Antisemitism (again)

Recently some students came to see me about their fear that antisemitism might be growing at Wesleyan. They were cautious about making any claim, knowing that this university has been a welcoming place for Jewish students, faculty, and staff for about fifty years now. Yet they were also aware that Wesleyan is no bubble, and that attacking Jews has, on the right, become a key aspect of white supremacist talk and, on the left, a feature of criticism of Israel and of American elites. They did not disagree that Israel and elites are reasonable subjects for critique; they also were conscious of the fact that scapegoating Jews comes as easily to many people as other forms or racism and discrimination. I told the students that I would share their concerns more widely, and so I decided to write this blog.
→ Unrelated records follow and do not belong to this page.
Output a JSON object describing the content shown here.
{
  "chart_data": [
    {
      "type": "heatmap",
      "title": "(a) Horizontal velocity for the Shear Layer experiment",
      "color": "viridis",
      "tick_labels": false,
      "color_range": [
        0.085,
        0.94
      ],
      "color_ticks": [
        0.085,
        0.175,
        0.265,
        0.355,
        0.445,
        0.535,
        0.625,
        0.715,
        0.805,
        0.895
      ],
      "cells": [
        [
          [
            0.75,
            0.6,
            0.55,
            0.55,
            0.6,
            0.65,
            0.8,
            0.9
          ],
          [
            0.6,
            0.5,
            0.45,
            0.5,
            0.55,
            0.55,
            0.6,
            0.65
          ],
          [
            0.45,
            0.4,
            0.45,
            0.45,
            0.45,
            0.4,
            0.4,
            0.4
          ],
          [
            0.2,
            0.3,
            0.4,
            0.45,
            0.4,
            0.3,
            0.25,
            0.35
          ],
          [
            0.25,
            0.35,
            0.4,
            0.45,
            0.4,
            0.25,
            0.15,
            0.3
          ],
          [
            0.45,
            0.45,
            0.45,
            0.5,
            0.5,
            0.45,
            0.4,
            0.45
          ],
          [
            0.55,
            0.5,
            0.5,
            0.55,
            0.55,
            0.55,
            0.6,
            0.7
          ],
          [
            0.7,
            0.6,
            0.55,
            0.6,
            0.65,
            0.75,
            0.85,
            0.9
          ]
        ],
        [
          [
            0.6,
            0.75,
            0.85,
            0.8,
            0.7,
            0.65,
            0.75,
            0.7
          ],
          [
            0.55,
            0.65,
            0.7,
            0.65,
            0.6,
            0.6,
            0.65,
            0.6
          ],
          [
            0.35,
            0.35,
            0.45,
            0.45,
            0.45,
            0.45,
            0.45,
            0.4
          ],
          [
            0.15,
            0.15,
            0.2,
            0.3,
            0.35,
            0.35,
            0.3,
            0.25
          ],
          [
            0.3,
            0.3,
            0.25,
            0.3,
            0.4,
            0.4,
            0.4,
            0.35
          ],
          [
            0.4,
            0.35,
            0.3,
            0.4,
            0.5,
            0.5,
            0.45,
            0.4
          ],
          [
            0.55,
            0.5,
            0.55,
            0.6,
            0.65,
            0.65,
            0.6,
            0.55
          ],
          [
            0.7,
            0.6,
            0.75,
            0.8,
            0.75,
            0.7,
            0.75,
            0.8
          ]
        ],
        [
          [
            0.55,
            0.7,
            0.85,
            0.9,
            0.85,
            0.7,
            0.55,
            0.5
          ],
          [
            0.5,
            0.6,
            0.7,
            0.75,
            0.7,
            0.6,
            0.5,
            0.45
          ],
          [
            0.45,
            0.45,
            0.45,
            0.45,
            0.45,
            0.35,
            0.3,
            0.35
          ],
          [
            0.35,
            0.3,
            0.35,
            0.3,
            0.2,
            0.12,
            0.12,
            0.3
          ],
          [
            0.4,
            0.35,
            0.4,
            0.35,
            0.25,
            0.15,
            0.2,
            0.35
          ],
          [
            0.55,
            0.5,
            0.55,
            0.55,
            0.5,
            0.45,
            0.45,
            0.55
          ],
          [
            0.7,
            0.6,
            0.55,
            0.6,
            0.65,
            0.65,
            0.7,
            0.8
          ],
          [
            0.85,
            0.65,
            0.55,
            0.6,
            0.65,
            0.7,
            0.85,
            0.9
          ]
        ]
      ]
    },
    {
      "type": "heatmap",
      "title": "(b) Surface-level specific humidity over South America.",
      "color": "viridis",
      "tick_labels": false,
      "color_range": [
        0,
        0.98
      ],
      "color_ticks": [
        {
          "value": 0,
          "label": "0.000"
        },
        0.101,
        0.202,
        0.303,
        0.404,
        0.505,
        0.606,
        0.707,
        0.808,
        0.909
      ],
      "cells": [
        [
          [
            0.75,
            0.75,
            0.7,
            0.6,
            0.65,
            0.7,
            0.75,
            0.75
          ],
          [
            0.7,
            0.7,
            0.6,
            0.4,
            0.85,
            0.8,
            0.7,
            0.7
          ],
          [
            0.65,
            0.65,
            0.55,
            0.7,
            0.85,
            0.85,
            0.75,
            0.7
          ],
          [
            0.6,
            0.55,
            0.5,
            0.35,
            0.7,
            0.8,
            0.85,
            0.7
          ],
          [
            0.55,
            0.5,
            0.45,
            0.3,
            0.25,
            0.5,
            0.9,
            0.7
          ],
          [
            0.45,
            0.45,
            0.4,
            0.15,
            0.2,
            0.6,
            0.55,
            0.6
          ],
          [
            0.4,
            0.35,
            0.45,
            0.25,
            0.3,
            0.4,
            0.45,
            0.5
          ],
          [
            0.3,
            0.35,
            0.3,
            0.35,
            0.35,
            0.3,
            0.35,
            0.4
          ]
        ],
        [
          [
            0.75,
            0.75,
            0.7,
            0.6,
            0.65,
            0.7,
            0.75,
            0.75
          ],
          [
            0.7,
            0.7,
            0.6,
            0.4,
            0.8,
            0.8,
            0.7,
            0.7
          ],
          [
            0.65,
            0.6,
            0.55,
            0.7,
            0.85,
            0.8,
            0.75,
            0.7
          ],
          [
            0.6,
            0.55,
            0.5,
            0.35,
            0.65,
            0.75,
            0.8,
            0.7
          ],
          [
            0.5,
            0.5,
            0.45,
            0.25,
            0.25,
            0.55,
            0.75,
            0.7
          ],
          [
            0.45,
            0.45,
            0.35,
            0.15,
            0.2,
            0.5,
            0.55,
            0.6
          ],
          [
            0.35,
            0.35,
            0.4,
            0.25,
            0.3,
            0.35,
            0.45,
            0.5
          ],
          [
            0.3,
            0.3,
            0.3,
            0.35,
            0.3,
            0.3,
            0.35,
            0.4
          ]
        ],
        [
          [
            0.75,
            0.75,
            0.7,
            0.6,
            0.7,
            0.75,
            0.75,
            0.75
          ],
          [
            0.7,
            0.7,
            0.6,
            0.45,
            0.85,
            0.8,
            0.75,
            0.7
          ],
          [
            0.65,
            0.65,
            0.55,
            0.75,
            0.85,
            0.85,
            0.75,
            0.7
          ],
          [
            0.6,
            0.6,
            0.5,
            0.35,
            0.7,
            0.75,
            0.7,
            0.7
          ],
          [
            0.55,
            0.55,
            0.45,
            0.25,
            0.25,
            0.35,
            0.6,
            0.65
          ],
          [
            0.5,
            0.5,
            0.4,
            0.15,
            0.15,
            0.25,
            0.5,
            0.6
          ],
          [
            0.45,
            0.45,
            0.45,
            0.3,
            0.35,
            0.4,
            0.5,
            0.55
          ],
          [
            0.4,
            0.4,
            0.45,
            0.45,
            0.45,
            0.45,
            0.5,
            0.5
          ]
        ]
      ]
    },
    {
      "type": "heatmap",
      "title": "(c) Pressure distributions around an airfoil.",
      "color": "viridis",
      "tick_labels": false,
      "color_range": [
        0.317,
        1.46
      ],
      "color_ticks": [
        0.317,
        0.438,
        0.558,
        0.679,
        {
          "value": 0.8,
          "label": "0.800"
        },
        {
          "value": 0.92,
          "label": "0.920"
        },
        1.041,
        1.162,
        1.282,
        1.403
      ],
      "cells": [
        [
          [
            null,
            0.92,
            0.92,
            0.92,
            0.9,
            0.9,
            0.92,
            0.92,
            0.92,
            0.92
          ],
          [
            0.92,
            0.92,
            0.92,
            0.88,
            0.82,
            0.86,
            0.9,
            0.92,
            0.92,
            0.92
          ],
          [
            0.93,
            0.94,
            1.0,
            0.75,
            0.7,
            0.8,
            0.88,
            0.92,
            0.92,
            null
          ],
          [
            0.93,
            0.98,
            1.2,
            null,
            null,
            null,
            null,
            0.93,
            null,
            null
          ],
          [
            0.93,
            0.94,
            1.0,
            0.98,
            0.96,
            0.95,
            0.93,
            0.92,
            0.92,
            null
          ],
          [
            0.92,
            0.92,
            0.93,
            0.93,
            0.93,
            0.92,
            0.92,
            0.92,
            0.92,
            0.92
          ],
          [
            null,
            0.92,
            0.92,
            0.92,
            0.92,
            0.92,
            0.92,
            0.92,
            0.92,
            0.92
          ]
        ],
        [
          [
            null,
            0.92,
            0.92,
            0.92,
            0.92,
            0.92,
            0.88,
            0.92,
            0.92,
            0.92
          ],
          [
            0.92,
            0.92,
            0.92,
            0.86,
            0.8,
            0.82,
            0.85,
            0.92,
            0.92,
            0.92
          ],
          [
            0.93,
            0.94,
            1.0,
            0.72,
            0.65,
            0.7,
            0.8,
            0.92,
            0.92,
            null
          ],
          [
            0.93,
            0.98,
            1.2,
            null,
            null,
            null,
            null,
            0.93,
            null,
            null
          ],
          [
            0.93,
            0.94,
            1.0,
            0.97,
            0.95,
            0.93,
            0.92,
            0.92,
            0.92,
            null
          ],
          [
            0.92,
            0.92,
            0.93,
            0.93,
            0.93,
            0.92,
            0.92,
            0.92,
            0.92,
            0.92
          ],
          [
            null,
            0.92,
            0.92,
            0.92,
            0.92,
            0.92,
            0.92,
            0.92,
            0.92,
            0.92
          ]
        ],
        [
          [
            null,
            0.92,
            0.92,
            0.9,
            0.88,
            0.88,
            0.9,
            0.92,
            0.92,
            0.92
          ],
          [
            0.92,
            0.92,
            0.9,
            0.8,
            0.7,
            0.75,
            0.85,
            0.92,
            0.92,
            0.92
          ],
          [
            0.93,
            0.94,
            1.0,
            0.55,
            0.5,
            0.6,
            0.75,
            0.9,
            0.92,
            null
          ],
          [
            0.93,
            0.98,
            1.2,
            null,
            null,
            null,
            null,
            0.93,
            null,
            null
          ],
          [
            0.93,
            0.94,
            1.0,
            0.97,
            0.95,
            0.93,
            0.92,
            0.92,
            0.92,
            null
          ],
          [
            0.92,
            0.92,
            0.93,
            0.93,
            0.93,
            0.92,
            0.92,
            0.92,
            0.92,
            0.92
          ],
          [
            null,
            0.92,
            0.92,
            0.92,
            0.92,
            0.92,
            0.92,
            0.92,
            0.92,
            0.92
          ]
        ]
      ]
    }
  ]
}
There’s no doubt that public antisemitism is on the rise, and it’s not just Ye. According to the Anti-Defamation League, antisemitic incidents in the United States reached an all-time high in 2021. Expressions of Jew hatred are ever more commonplace in the public sphere, and Twitter’s recent welcoming back of known antisemitic accounts is yet another sign that this traditional form of hate speech has found a compatible outlet in contemporary social media. 

The students who came to see me recognized that many at Wesleyan would roll their eyes at concerns about bias against Jews, who many regard as privileged. At the same time, they were cognizant of the fact that over a very long time (and in some of the most learned places), Jews have periodically become objects of discrimination, public scorn, and violence. As Sigmund Freud ironically put it about a century ago, Jews, by being objects of aggression, “have rendered most useful services to the civilizations of the countries that have been their hosts; but unfortunately all the massacres of the Jews in the Middle Ages did not suffice to make that period more peaceful and secure for their Christian fellows.”

I’ve written before about the scapegoating in America of queer and trans people, and about the pernicious, deep-seated effects of anti-Black racism. That these remain top of mind for many of us at Wesleyan is no reason not to be alert to the despicable and dangerous nature of antisemitism when it rears its ugly head.